Would not every law enforcement agency be interested in the possibility of finding a suspect with the help of a few clicks? Robbers, fraudsters or cyber bullies are also people, most of the time with a personal social media account. This is exactly what Clearview AI thought while developing their business model, by scraping all public available data, training huge neural networks and selling it worldwide all bundled in a good looking application to law enforcement agencies. According to a graph of the New York Times, this will bring the number of photos the FBI can search from their own database of 411 million photos to a staggering number of 3 billion photos that are included in the Clearview AI application, all supported by an impressive artifical intelligence model.
This brings up some important questions, do we support facial recognition as a way of law enforcement? Is it legal to scrape information from social networks? Does making your profile public also implies that you give permission for your data to be saved and used for AI training purposes?
Next to the negative sides of web scraping, there are also interesting possibilities of using these methods. You could for example scrape this blog and analyze the word usage or identify trends and topics of interest over time. Web scraping also enables new innovations that aggregate data from multiple sources in creative ways creating information that was not available before.
The New York Times has an article going more into depth in the background of Clearview AI. Click here to read the full article or listen to accompanying podcast if your interested.
I would love to hear your opinion about the subject of web scraping and the usage of facial recognition. If you like to have a more technical background on how to implement web scraping techniques please let me know in the comments.
Sources
Hill, K. (2020, January 18). The Secretive Company That Might End Privacy as We Know It. The New York Times. https://www.nytimes.com/2020/01/18/technology/clearview-privacy-facial-recognition.html
Matsakis, L. (2020, January 27). Scraping the Web Is a Powerful Tool. Clearview AI Abused It. Wired. https://www.wired.com/story/clearview-ai-scraping-web/
Hey Roman, thank you for this very interesting post about web scraping. To be honest with you, Clearview‘s business model sounds quite scary. Although Clearview‘s intention to support law enforcement can be considered as good, the lack of control we as web users have after publically sharing personal data is very concerning. One the one hand, I think it is personal responsibility to only share a reasonable level of personal information with the online world. On the other hand, we are dependent on local governments regulating companies‘ abilities to use and sell our data. Please share more technical information on web scraping with us in the future! Thank you.
As I have done some simple web scraping as well with Python, I think this is an interesting topic. Although it may not be really ethical to scrape everyones information, it’s also not really illegal I guess. The information is already out there so you’re not stealing anything. The FBI could for example do the same thing by manually going over every single Facebook account and find suspects that way. However, that is not feasible of course. A software that scrapes the internet only makes things way easier. As long as people put their information out there, without putting any restrictions on the usage of it, I think it is acceptable for people to do something with that information. Even though it may not be the most ethical thing to do.

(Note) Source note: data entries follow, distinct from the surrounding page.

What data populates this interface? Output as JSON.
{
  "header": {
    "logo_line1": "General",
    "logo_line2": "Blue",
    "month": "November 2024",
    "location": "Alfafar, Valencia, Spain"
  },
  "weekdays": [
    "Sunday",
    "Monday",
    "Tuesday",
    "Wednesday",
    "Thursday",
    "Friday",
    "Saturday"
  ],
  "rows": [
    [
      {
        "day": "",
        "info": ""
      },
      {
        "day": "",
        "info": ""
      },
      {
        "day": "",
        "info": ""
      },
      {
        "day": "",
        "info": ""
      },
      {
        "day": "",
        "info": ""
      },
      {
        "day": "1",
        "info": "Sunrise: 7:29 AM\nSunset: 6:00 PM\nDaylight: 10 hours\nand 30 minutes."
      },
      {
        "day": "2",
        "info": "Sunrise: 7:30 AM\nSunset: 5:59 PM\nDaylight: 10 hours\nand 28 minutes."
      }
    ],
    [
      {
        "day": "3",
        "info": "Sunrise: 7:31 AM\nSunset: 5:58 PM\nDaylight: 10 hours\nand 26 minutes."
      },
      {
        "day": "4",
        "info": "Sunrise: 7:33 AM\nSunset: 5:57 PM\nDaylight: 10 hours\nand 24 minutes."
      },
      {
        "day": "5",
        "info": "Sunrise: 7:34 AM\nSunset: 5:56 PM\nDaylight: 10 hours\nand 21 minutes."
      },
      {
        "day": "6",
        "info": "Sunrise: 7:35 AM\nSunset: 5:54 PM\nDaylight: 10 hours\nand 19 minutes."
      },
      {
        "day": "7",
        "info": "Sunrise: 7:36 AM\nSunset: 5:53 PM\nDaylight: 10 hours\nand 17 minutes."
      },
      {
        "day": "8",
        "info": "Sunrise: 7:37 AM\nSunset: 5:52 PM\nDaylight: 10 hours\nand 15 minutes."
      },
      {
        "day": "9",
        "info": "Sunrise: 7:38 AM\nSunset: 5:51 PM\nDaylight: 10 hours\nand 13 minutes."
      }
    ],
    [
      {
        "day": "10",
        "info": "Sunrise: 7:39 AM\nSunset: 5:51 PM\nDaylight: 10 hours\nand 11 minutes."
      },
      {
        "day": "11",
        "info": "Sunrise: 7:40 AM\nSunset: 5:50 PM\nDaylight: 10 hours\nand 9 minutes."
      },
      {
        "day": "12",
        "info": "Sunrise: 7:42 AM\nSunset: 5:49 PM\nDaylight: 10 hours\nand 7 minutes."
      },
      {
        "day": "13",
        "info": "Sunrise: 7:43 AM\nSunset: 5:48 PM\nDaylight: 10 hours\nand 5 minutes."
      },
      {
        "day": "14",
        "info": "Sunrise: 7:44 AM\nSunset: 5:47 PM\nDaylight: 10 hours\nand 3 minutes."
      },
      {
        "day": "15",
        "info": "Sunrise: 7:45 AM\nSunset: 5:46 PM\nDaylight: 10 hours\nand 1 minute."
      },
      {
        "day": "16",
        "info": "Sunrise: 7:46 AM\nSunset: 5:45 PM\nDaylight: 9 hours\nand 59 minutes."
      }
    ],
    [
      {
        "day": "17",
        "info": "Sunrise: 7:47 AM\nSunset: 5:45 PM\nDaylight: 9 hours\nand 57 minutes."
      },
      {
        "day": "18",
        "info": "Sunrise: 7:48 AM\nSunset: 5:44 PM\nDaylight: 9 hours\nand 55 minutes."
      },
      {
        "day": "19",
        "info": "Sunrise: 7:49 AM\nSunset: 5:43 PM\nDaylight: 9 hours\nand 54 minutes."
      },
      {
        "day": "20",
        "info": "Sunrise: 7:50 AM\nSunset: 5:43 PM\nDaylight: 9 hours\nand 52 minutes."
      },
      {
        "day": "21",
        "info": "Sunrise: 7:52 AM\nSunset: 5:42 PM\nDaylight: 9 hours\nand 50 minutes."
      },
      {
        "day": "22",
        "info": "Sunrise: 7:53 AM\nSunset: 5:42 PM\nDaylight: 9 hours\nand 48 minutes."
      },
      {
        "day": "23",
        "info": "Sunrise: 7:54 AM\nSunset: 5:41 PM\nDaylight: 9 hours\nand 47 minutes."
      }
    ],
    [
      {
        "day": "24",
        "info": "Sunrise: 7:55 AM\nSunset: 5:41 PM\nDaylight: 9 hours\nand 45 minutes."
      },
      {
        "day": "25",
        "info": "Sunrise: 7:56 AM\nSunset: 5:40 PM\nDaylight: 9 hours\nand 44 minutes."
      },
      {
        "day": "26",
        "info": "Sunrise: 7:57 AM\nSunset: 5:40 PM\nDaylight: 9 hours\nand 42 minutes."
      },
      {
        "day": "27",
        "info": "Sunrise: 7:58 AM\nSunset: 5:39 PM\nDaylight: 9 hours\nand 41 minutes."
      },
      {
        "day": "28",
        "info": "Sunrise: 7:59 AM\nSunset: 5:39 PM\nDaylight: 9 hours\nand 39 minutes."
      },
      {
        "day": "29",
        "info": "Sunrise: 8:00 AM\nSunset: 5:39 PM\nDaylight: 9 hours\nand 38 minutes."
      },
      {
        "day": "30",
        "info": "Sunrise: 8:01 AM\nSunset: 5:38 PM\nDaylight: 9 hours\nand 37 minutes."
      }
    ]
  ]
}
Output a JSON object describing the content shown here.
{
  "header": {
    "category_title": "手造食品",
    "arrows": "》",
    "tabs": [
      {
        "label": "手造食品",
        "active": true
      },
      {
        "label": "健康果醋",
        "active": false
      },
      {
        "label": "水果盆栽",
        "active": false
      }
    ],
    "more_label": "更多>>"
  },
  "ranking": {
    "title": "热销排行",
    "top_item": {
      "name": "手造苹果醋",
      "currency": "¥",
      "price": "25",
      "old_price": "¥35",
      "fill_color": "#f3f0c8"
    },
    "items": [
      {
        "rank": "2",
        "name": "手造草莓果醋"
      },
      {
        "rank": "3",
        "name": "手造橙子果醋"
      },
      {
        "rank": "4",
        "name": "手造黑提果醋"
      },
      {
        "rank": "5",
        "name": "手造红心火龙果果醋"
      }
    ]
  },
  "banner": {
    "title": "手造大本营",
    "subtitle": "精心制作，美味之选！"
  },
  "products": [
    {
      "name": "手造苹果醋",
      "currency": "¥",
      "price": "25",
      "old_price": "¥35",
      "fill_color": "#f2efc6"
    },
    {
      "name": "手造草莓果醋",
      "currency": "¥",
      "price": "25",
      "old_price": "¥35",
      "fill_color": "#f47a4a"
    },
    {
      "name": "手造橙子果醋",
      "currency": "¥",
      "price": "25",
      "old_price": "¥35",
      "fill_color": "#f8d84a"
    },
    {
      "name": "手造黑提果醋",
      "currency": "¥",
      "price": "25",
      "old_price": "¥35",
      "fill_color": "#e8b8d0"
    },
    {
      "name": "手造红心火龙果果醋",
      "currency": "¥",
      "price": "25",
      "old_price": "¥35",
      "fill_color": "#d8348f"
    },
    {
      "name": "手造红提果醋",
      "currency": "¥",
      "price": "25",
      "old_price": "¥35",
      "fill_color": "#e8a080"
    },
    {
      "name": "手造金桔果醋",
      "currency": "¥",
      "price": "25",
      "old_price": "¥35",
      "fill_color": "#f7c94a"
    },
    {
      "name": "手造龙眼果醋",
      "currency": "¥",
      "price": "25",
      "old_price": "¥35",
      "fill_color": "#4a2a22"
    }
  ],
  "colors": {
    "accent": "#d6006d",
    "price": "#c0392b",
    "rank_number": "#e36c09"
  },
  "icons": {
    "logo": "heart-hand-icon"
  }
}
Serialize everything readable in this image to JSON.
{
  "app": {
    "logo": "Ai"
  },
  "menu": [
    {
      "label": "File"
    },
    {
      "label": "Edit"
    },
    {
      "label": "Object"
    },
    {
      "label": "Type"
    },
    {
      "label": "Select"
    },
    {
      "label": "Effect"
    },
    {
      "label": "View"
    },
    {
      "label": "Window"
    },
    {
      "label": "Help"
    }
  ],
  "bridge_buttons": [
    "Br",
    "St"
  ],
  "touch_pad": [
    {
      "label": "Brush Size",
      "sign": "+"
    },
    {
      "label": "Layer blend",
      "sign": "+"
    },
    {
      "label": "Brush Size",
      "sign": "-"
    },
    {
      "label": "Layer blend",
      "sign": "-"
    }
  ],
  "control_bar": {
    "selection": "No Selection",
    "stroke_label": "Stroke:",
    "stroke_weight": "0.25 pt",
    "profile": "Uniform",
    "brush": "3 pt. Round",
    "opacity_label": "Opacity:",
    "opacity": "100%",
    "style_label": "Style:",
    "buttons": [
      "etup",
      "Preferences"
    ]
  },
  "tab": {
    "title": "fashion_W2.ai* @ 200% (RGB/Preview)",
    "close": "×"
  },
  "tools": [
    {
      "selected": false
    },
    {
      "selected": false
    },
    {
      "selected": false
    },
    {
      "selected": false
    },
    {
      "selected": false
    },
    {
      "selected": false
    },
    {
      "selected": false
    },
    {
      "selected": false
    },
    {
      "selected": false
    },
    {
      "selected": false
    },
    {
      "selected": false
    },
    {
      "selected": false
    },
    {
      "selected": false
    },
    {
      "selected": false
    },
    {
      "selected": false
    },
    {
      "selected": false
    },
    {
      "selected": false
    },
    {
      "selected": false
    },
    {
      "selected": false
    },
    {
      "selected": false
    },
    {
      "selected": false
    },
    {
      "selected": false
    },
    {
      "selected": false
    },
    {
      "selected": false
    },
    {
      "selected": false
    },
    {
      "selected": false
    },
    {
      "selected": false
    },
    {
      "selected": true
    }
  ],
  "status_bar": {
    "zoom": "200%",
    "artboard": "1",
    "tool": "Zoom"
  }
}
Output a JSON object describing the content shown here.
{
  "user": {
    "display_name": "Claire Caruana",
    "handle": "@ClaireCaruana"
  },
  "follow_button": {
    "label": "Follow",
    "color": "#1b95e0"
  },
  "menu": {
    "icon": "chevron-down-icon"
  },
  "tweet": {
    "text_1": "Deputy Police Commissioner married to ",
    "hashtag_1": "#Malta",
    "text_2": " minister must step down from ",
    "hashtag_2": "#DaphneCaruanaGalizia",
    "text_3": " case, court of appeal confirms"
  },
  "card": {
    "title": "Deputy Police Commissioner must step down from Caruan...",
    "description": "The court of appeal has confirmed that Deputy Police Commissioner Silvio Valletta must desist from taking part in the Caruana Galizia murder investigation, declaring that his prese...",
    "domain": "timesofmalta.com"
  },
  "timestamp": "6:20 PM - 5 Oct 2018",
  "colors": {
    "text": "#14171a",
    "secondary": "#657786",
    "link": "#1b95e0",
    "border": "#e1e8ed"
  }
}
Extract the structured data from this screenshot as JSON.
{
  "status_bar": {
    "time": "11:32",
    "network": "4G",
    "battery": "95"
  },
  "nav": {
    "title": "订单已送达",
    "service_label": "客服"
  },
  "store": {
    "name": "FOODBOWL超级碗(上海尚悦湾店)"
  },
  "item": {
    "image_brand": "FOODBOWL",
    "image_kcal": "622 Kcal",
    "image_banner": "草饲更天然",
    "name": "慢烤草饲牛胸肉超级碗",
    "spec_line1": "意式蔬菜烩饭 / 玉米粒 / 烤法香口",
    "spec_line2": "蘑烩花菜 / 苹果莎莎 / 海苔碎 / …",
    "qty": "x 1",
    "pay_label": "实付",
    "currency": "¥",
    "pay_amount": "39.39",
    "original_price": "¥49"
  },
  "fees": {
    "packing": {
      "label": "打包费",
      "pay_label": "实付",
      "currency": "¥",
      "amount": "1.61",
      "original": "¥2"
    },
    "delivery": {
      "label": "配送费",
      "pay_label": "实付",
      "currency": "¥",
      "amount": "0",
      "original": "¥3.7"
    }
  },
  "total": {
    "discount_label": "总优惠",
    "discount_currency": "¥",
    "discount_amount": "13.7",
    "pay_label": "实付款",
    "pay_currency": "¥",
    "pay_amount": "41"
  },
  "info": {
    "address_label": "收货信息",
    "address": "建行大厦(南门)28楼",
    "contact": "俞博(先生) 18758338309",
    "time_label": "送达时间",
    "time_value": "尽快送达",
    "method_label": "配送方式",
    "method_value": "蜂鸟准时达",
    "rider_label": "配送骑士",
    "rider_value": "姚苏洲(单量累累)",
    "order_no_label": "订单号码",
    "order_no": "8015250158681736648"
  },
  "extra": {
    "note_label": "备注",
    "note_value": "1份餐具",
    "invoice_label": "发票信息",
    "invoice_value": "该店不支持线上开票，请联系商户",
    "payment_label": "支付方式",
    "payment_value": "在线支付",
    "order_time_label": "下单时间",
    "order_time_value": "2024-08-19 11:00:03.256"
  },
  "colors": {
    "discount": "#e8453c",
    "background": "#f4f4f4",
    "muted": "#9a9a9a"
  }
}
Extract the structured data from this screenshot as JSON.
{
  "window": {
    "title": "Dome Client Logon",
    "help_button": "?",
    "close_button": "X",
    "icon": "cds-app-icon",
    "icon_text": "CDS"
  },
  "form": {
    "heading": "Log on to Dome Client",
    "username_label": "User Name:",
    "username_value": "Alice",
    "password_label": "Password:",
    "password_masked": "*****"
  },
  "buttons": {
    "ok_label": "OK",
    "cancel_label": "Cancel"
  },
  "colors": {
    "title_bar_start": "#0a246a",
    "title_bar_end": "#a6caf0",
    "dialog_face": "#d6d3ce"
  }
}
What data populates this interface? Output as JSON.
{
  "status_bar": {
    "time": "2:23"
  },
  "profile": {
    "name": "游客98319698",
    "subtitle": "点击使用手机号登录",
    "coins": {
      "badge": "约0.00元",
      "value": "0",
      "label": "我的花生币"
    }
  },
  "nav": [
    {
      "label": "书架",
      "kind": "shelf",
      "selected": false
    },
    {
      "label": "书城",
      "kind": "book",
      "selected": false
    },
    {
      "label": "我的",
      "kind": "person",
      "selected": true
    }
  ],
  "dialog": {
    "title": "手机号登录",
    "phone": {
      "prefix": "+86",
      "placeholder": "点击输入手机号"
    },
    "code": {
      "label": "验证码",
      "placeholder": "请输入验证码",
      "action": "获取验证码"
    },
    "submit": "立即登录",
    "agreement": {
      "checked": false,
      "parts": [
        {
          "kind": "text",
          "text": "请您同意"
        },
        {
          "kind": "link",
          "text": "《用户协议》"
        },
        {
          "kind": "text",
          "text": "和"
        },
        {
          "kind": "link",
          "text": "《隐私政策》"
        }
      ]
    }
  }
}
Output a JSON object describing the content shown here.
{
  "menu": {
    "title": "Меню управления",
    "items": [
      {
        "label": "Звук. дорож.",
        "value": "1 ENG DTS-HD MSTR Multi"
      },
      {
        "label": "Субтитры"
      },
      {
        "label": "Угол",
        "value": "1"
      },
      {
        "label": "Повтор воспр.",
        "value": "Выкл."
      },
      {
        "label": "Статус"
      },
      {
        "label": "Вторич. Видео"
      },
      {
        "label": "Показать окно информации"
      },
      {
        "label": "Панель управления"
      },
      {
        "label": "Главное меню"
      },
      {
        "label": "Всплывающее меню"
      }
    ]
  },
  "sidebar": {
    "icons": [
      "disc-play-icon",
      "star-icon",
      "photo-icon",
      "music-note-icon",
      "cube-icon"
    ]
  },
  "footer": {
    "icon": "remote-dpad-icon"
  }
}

As soon as someone is stealing information that should be restricted form other users, like a hidden picture only visible to friends, I think it should be punishable as that’s basically stealing. Since the internet, and especially such implications, are relatively new to the normal people, I think a good public debate should be held to decide how such ‘problems’ should be tackled in the future. But as long as there hasn’t been any proper discussion, I think it should be allowed for companies to simplify using and gathering data, as long as that data is public.
Thanks Jem for your response on this article. I agree with you that indeed people choose to open up their information and scraping can be acceptable from that point of view. Important to take into account is the fact that when data is scraped it can be kept permentantly. People uploading their data to facebook for example are under the impression this data can be modified, updated and deleted when necessary. When data is scraped it becomes impossible for the user to delete his provided data. I would argue that legislation should focus on banning web scraping of public profiles due to this problem.